For PDE, for all aborted builds, the jobs stay stuck in org.eclipse.ui.tests.smartimport.AllTests. Could it be related?
Comment 12 Alexander Kurtakov CLA 2018-10-15 05:16:07 EDT
Would you please check whether there isn't some kind of inode exhaustion? 'df -i' should give info. 
Also can the machine be rebooted? (just in case :).
Comment 13 Andrey Loskutov CLA 2018-10-15 05:44:43 EDT
(In reply to Mikaël Barbero from comment #10)
> I've noted that in all aborted builds, the job is stuck in the test:
> 
> ----- testGetWorkbenchWindows
> testGetWorkbenchWindows: setUp...
> 
> Has it been changed recently so that it cannot be run non-interactively? 
> 
> See 
> 
> https://ci.eclipse.org/platform/job/eclipse.platform.ui-Gerrit/16082/console
> https://ci.eclipse.org/platform/job/eclipse.platform.ui-Gerrit/16083/console
> https://ci.eclipse.org/platform/job/eclipse.platform.ui-Gerrit/16084/console
> https://ci.eclipse.org/platform/job/eclipse.platform.ui-Gerrit/16088/console

I'm not aware about changes in related code. Running test from IDE the test passes for me on GTK 3.22 / RHEL 7.4.

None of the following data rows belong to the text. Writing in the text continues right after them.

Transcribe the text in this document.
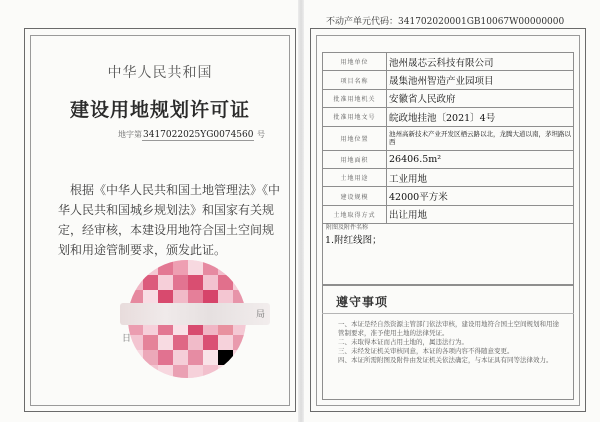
中华人民共和国
建设用地规划许可证
地字第3417022025YG0074560 号
根据《中华人民共和国土地管理法》《中华人民共和国城乡规划法》和国家有关规定，经审核，本建设用地符合国土空间规划和用途管制要求，颁发此证。
局
日
不动产单元代码：341702020001GB10067W00000000
用地单位	池州晟芯云科技有限公司
项目名称	晟集池州智造产业园项目
批准用地机关	安徽省人民政府
批准用地文号	皖政地挂池〔2021〕4号
用地位置	池州高新技术产业开发区栖云路以北，龙腾大道以南，茅坦路以西
用地面积	26406.5m²
土地用途	工业用地
建设规模	42000平方米
土地取得方式	出让用地
1.附红线图；	
附图及附件名称
遵守事项
一、本证是经自然资源主管部门依法审核，建设用地符合国土空间规划和用途管制要求，准予使用土地的法律凭证。
二、未取得本证而占用土地的，属违法行为。
三、未经发证机关审核同意，本证的各项内容不得随意变更。
四、本证所需附图及附件由发证机关依法确定，与本证具有同等法律效力。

May there was some change in Tycho?
Comment 14 Mikaël Barbero CLA 2018-10-15 05:46:59 EDT
(In reply to Alexander Kurtakov from comment #12)
> Would you please check whether there isn't some kind of inode exhaustion?
> 'df -i' should give info. 

No inode exhaustion.

> Also can the machine be rebooted? (just in case :).

There are several other projects running on this machine. Rebooting it for no *visible* reasons would be harsh.
Comment 15 Alexander Kurtakov CLA 2018-10-15 08:28:24 EDT
We are going to rerun the last tests that succeeded in order to answer the question is it machine issue or change in platform.
Comment 16 Alexander Kurtakov CLA 2018-10-15 08:34:56 EDT
https://ci.eclipse.org/releng/job/ep410I-unit-cen64-gtk3/41/console - if it succeeds it's infra issue, if it doesn't it's platform change.
Comment 17 Alexander Kurtakov CLA 2018-10-15 08:35:28 EDT
(In reply to Alexander Kurtakov from comment #16)
> https://ci.eclipse.org/releng/job/ep410I-unit-cen64-gtk3/41/console - if it
> succeeds it's infra issue, if it doesn't it's platform change.

heh, actually the opposite
Comment 18 Andrey Loskutov CLA 2018-10-15 08:36:08 EDT
See bug 540124 comment 8 about possible SWT change which might have causing this hangup in some configs / tests.
Comment 19 Mikaël Barbero CLA 2018-10-15 15:11:56 EDT
https://ci.eclipse.org/releng/job/ep410I-unit-cen64-gtk3/41/ is successful. The issue will most probably better be discussed on bug 540124.